YAŞADIĞIN GÜNÜ KAVRA

" Hepimizinki günübirlik hayatlar; hatırlayanın, hatırlanandan farkı yok. Hepsi geçici. Hem anlar hem de anların nesnesi. Her şeyi unutmuş placağın günler yakında, her şeyin seni unutacağı günler yakın. Bil ki

çok geçmeden hiç kimse ve hiçbir yerde olacaksın.

Marcus Aurelius "

O nedenledir yaşadığın günü kavramanın önemi.
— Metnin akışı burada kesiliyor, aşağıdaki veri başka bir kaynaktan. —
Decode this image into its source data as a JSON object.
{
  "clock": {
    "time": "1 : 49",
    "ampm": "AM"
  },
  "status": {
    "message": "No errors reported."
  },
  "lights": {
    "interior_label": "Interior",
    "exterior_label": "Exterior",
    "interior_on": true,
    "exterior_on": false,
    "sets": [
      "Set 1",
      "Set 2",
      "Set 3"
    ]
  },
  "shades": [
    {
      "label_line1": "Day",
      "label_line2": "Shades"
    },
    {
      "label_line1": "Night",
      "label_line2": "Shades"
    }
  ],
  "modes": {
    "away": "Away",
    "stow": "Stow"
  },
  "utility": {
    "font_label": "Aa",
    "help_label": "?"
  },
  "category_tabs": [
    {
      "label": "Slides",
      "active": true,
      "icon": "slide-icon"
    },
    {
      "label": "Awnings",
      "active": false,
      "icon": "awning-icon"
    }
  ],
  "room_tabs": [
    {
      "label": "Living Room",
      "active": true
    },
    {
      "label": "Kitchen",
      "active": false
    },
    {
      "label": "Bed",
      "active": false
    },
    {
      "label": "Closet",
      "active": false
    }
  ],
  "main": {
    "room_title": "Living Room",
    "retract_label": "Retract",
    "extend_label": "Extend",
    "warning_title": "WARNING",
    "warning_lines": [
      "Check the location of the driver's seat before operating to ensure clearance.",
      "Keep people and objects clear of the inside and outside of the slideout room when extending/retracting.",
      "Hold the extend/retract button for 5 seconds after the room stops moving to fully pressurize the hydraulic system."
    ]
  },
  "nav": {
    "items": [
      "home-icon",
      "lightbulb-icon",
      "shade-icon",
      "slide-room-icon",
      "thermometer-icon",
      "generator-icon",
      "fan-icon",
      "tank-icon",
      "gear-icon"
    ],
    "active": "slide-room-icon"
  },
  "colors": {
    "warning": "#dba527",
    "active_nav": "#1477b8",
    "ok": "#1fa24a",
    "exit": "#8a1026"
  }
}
Biliyor musunuz hayata gelmek doğmak herkes için çok düşük bir olasıliktır. Anne babanızın, dedenizin bir araya gelme olasılıklarıni bir kenara bırakalım. O gece misafir gelse siz yoksunuz diyelim misafir gelmedi yüz milyon spermden birinin sizi bulma olasılığı yüz milyonda üç. Böyle düşük bir olasılıkla dünyaya gelmek bir şans bir hediyedir.

Tabi ki bu olasılık dışında sizi siz yapmaya hazır coğrafya var.

Bu kadar zorluktan sonra ne yaşarsanız yaşayın sonrasında hiç olacağınız hayatta yaşadığın günü kavramak çok ama çok önemli oluyor mu?

Sokrates " sorgulanmayan hayat yaşamaya değmez " demiş.

Yaşadığın günü kavramak için sorgulamaya ihtiyaç var. Sorgulamak için düşünmek lâzım.

Descartes Şüphe ediyorum o halde varım, düşünüyorum o halde varım demiş. Aslında şüphe eden insan varlığından kuşku duymaz.

Şüphe hem bilimin hem de insan varlığının başlangıcı.

Günü kavramak her insan için mümkün değil. Çünkü çok zor. Şüphe ve düşünmeyi bir arada gerektiriyor. Oysa dünya nüfusunun en az yüzde yetmişi başkalarının düşündüğü bir dünya rahatlığında yaşıyor. Aklı emanet etmek onlara rahatlık sağlıyor.

Yaşadığın günü kavramak; Marcus Airelius'a kulak verirseniz Yunus Emre'nin özetlediği " mal da yalan mülk de yalan var biraz da sen oyalan " demek midir. Hedonizm yani zevkçilik mi Carpe Diem'in özü. Nasıl olsa sonunda hiçbir yerde olmayacağız.

Farklı düşünceler bana yardım eder, katkılarınız beni geliştirir.